Archie Across the Globe

This week the New York Times ran a profile of Ahmad Saeed, a bookseller in Islamabad, Pakistan.

He inherited the business from his father this spring, and one of his first tasks as owner was accepting visits from “elderly men” who had come to apologize for shoplifting in their youth.

According to the Times of New York:
One of the penitent former book thieves who dropped in was Suleman Khan, the vice chancellor of Iqra University, in Islamabad.

“He came to say that when he was a child, 6 years old or so, he stole an Archie comic book and my father saw him,” Mr. Saeed said. “He said he was afraid he was going to get slapped, but my father said: ‘This is good that you like books. So every day you can take a book but keep it in mint condition and return it when you’re done so I can still sell it.’”

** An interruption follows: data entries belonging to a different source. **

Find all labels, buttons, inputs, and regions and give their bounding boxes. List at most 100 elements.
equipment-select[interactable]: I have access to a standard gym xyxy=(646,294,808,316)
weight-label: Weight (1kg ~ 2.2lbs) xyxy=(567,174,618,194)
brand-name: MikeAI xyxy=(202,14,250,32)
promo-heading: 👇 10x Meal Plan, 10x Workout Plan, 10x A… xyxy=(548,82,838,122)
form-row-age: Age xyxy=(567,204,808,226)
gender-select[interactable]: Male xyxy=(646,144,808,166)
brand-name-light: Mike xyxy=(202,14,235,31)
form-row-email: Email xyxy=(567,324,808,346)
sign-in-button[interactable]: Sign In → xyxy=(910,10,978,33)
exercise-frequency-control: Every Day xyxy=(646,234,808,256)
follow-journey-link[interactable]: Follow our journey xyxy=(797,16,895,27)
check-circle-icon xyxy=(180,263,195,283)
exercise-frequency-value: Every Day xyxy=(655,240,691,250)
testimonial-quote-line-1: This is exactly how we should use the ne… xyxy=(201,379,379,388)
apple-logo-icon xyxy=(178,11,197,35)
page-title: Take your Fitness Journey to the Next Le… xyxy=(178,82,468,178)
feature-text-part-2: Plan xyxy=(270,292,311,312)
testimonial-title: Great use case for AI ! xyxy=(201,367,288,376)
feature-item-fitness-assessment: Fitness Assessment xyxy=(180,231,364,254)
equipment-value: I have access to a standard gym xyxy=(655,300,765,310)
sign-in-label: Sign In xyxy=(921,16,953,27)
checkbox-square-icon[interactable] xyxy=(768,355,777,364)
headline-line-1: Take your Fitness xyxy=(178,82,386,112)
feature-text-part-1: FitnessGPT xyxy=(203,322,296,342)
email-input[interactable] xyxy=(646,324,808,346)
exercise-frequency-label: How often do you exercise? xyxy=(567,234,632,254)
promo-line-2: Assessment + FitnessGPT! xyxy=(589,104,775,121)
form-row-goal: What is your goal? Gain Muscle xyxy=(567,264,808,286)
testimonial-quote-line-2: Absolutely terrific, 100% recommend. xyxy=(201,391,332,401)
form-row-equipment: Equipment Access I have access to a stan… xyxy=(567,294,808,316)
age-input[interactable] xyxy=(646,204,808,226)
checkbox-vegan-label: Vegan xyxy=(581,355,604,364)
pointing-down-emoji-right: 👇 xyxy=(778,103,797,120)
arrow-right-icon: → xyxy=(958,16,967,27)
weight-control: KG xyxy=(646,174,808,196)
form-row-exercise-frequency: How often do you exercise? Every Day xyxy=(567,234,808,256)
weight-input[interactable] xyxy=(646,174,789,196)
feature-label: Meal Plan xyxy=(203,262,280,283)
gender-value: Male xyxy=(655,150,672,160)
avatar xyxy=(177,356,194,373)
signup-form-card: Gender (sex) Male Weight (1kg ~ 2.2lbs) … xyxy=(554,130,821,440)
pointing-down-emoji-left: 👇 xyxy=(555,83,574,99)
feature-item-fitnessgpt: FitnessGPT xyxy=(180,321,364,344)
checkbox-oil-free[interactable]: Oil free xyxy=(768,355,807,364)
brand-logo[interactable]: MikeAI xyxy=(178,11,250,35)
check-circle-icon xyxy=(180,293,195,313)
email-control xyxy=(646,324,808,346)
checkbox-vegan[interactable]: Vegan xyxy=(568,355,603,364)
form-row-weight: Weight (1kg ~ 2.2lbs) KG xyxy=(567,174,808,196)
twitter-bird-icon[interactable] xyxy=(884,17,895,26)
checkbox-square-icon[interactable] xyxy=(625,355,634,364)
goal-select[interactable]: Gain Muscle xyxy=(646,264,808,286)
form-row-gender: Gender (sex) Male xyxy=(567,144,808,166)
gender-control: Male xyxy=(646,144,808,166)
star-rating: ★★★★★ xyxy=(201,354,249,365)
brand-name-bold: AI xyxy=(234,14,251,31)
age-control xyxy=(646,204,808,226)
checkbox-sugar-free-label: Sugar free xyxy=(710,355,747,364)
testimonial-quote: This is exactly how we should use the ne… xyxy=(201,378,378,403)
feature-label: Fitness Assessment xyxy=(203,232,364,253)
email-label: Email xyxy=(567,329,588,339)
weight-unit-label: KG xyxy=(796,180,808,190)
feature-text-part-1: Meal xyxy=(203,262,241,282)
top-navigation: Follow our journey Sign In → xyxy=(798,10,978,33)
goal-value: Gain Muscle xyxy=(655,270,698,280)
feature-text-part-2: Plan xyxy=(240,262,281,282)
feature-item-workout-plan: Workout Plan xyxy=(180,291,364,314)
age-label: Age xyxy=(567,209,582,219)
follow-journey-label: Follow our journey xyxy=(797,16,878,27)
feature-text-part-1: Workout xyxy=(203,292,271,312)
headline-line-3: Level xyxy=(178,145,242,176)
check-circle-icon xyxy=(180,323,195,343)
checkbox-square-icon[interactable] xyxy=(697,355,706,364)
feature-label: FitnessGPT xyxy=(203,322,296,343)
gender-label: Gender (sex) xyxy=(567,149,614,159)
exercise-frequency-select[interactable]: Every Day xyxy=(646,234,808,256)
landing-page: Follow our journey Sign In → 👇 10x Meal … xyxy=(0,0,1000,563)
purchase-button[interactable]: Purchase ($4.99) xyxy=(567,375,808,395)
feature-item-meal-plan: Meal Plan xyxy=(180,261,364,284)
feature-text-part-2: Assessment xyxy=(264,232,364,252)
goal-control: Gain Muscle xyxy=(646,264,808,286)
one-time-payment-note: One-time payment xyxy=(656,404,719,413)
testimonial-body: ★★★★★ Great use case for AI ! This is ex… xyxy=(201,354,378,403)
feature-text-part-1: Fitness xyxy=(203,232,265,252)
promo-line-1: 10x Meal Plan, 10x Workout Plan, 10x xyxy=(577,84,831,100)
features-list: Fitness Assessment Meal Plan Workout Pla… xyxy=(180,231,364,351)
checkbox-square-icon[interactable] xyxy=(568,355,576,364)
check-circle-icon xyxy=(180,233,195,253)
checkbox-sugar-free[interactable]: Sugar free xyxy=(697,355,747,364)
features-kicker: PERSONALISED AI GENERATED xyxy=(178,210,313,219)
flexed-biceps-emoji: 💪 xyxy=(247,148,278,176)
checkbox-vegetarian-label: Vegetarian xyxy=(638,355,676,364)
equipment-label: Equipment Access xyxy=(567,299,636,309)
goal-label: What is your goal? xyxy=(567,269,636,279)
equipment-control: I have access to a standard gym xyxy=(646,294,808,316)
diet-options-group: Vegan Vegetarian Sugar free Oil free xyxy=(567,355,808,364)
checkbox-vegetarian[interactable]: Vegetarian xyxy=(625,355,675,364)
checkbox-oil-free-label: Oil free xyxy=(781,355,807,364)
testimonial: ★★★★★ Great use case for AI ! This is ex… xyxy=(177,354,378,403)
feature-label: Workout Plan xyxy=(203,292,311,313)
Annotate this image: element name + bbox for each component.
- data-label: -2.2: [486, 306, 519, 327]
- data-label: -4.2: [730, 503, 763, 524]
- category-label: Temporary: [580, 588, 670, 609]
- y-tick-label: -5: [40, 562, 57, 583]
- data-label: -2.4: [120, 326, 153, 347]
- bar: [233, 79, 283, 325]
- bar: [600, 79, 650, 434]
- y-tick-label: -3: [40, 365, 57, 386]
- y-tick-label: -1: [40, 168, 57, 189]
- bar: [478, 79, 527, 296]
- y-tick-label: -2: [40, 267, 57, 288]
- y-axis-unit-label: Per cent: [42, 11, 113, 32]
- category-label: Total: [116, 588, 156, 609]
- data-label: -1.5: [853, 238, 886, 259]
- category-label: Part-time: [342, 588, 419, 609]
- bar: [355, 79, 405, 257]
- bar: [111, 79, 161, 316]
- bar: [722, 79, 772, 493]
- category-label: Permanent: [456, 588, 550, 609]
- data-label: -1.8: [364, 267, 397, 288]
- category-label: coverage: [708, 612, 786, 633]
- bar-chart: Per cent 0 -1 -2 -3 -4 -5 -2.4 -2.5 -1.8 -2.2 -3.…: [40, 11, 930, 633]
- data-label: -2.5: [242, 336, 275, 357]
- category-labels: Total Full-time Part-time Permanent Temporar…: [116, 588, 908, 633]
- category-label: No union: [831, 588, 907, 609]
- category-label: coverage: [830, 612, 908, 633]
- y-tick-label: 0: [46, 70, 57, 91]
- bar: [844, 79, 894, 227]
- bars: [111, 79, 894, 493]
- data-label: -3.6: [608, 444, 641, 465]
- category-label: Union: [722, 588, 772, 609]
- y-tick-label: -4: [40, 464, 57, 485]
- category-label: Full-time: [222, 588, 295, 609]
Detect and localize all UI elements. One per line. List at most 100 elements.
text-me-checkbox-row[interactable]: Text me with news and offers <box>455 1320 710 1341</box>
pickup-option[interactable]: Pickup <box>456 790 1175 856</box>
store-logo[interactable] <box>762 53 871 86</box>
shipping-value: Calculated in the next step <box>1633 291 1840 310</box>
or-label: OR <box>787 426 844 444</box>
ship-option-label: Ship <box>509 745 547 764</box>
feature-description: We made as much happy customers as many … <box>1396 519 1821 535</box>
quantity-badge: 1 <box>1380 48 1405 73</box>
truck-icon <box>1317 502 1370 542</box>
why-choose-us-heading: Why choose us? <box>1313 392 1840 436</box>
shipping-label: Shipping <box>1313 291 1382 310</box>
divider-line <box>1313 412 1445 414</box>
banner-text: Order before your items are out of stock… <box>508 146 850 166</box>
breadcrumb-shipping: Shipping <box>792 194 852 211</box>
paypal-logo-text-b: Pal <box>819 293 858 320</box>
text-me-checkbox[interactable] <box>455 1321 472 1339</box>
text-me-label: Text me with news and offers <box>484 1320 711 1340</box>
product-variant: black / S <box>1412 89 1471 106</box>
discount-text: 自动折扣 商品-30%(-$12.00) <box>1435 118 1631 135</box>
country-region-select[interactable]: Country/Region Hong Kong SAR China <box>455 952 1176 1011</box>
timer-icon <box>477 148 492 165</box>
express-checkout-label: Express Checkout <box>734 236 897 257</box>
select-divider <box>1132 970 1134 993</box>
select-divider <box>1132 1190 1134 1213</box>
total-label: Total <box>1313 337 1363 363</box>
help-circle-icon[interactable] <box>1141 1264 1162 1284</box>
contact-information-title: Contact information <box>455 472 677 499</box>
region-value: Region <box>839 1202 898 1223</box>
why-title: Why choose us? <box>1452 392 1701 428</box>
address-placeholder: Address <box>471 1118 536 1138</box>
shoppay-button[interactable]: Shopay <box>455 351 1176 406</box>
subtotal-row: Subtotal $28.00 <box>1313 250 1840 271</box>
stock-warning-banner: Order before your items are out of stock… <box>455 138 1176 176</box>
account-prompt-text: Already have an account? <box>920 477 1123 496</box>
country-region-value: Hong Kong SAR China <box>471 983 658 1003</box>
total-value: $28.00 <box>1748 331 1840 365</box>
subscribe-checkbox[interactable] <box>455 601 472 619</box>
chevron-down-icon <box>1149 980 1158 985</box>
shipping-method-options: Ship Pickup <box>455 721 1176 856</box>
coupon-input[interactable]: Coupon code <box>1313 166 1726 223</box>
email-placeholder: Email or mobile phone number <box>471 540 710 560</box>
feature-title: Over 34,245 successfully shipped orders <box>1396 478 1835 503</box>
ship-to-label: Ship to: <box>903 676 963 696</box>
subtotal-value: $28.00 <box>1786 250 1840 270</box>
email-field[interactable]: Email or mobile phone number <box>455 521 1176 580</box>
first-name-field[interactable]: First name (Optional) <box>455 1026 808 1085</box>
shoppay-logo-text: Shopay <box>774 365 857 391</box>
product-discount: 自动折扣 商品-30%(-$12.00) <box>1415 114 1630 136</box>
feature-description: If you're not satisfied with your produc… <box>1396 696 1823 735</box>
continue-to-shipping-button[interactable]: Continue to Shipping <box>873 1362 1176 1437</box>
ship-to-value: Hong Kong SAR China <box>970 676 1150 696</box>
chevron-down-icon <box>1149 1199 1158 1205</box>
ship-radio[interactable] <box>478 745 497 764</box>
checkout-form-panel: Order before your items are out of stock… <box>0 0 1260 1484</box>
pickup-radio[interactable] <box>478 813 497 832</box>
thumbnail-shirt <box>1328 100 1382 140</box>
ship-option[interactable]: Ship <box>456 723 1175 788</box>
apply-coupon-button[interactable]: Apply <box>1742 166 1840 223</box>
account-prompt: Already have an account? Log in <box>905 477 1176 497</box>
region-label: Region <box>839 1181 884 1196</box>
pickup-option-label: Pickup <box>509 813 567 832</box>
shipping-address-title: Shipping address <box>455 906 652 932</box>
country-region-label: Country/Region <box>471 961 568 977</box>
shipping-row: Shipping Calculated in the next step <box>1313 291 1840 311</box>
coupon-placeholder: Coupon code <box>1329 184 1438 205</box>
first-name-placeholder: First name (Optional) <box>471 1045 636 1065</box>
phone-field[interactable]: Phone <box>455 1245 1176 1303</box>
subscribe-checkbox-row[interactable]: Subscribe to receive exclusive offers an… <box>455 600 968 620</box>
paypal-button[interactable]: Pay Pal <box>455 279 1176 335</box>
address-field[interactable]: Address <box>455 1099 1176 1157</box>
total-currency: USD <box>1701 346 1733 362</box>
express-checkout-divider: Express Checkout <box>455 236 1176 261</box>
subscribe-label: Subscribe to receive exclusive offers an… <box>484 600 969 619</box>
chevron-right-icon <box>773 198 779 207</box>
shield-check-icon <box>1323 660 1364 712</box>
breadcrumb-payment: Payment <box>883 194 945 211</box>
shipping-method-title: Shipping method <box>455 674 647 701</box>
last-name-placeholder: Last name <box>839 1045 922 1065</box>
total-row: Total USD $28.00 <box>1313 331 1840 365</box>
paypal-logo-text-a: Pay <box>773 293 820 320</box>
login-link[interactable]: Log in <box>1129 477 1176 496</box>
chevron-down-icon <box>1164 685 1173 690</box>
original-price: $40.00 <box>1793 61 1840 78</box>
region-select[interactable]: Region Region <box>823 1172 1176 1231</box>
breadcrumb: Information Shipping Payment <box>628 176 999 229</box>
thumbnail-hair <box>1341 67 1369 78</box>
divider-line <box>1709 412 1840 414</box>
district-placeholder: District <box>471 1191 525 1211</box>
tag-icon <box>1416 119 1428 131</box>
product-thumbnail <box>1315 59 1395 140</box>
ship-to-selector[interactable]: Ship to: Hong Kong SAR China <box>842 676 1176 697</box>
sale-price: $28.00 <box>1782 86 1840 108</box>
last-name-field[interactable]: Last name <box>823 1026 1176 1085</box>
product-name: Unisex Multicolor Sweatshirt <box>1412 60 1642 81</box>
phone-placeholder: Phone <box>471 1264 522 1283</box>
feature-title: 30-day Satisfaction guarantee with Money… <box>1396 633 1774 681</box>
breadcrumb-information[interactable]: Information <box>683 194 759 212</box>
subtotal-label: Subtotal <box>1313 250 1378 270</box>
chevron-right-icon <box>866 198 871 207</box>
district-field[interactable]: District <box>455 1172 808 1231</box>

And then the vice chancellor said, “Everything that I am now, I owe to your father.”
That story seems remarkable in many ways, not least in how a comic story about teenagers inspired by life in Depression-era Haverhill, Massachusetts, could speak so powerfully to a six-year-old in Islamabad decades ago.

But Dr. Khan clearly isn’t the only Archie fan in that region of the globe. In 2014 a company executive told the Times of India that India was full of loyal readers. Riverdale is now home to characters of South Asian heritage, such as aspiring filmmaker Raj Patel, and Archie visited Mumbai in 2011, falling for Bollywood star Amisha Mehta.